A collaboration between Microsoft Research Asia and Duke University has produced a machine learning system capable of generating video solely from a text prompt, without the use of Generative Adversarial Networks (GANs).
The project is titled GODIVA (Generating Open-DomaIn Videos from nAtural Descriptions), and builds on some of the approaches used by OpenAI's DALL-E image synthesis system, revealed earlier this year.
GODIVA uses the Vector Quantised-Variational AutoEncoder (VQ-VAE) model first introduced by researchers from Google's DeepMind project in 2018, and also an essential component in DALL-E's transformational capabilities.
VQ-VAE has been used in a number of projects to generate predicted video, where the user supplies an initial number of frames and requests the system to generate additional frames:
However, the authors of the new paper claim that GODIVA represents the first pure text-to-video (T2V) implementation that uses VQ-VAE rather than the more erratic results that previous projects have obtained with GANs.
Seed Points In Text-To-Video
Though the submission is short on details as to the criteria by which origination frames are created, GODIVA appears to summon seed imagery from nowhere before going on to extrapolate it into low-resolution video frames.
In fact, the origination comes from labels in the data used: GODIVA was pre-trained on the Howto100M dataset, comprised of 136 million captioned video clips sourced from YouTube over 15 years, and featuring 23,000 labeled activities. Nonetheless, each possible activity is present in very high numbers of clips, increasing with generalization (i.e. ‘Pets and animals' has 3.5 million clips, whereas ‘dogs' has 762,000 clips), and so there is still a great choice of possible starting points.
The model was evaluated on Microsoft's MSR Video to Text (MSR-VTT) dataset. As further tests of the architecture, GODIVA was trained from scratch on the Moving Mnist dataset and the Double Moving Mnist dataset, both derived from the original MNIST database, a collaboration between Microsoft, Google and the Courant Institute of Mathematical Sciences at NYU.
Frame Evaluation In Continuous Video Synthesis
In line with Peking University's IRC-GAN, GODIVA add four additional columnar checks to the original MNIST method, which evaluated prior and following frames by moving up>down and then left>right. IRC-GAN and GODIVA also consider frames by moving attention left>right, right>left, up>down and down>up.
Evaluating Video Quality And Fidelity To Prompt
To understand how well the image generation succeeded, the researchers utilized two metrics: one based on CLIP similarity, and a novel Relative Matching (RM) metric.

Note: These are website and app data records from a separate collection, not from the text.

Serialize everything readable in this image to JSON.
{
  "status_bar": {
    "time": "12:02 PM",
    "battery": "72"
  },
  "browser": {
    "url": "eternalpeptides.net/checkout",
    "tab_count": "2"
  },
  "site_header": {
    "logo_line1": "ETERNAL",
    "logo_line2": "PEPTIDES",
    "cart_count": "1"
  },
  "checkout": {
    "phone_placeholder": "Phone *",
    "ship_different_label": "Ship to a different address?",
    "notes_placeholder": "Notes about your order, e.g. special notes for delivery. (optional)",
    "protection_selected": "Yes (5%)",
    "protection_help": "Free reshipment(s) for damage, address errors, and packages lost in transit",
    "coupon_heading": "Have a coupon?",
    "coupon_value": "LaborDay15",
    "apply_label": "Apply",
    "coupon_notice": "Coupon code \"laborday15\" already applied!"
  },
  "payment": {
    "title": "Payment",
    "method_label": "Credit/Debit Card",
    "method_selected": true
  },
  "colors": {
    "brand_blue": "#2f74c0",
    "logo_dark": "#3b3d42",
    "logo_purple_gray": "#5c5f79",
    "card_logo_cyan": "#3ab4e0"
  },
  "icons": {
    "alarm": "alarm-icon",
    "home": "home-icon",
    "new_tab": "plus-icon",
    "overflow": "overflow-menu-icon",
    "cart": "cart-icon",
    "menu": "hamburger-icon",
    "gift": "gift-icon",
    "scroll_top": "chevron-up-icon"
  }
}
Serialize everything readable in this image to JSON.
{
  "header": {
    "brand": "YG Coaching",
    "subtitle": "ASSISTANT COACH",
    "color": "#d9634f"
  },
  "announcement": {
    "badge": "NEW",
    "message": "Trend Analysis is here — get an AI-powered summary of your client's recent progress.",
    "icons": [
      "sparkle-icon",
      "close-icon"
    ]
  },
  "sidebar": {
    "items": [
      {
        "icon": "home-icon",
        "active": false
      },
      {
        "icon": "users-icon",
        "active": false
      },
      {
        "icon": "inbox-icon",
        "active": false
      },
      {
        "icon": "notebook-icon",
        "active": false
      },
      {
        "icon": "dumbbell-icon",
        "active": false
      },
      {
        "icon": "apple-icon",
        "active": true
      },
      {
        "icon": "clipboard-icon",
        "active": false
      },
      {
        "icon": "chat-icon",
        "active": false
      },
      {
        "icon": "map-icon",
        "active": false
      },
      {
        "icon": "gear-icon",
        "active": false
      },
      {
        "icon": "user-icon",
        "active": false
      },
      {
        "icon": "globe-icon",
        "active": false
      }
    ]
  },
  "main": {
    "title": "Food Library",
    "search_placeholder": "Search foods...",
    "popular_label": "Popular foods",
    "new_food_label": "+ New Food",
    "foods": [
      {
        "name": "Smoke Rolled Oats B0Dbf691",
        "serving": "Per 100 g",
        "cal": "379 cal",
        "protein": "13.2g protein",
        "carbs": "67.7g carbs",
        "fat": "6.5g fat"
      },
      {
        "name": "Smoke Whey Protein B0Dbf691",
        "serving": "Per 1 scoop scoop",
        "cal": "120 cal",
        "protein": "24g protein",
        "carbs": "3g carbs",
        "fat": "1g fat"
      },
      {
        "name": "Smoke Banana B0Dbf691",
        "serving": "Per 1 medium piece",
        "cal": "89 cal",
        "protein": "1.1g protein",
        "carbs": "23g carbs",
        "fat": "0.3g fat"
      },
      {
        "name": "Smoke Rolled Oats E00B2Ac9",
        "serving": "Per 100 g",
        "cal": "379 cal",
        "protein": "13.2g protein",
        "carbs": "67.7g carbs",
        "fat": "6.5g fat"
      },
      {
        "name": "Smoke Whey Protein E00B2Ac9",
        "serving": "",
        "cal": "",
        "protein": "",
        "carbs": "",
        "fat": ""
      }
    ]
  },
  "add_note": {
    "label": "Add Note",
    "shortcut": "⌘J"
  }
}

OpenAI's CLIP framework is capable of zero-shot matching of images to text, as well as facilitating image synthesis by reversing this model. The researchers divided the CLIP-derived score by the calculated similarity between the text prompt and the ground truth video in order to arrive at an RM score. In a separate scoring round, the output was evaluated by 200 people and the results compared to the programmatic scores.
TFGAN can produce 128 square pixels in comparison to the 64×64 output that constrains GODIVA and T2V in the above examples, but the researchers note not only that GODIVA produces bolder and more committed movement, but will generate scene changes without any specific prompting, and does not shy away from generating close-up shots.
In later runs, GODIVA also generates 128x128px output, with changes in POV:
In the project's own RM metric, GODIVA is able to achieve scores approaching 100% in terms of authenticity (quality of video) and fidelity (how closely the generated content matches the input prompt).
The researchers concede, however, that the development of video-based CLIP metrics would be a welcome addition to this area of image synthesis, since it would provide a level playing field for evaluating the quality of results without resorting to the over-fitting and lack of generalization that has increasingly become criticized in regard to ‘standard' computer vision challenges over the last ten years.
They also observe that generating longer videos will be a logistical consideration in further development of the system, since just 10 frames of 64x64px output requires 2560 visual tokens, a pipeline bloat that is likely to get expensive and unmanageable rather quickly.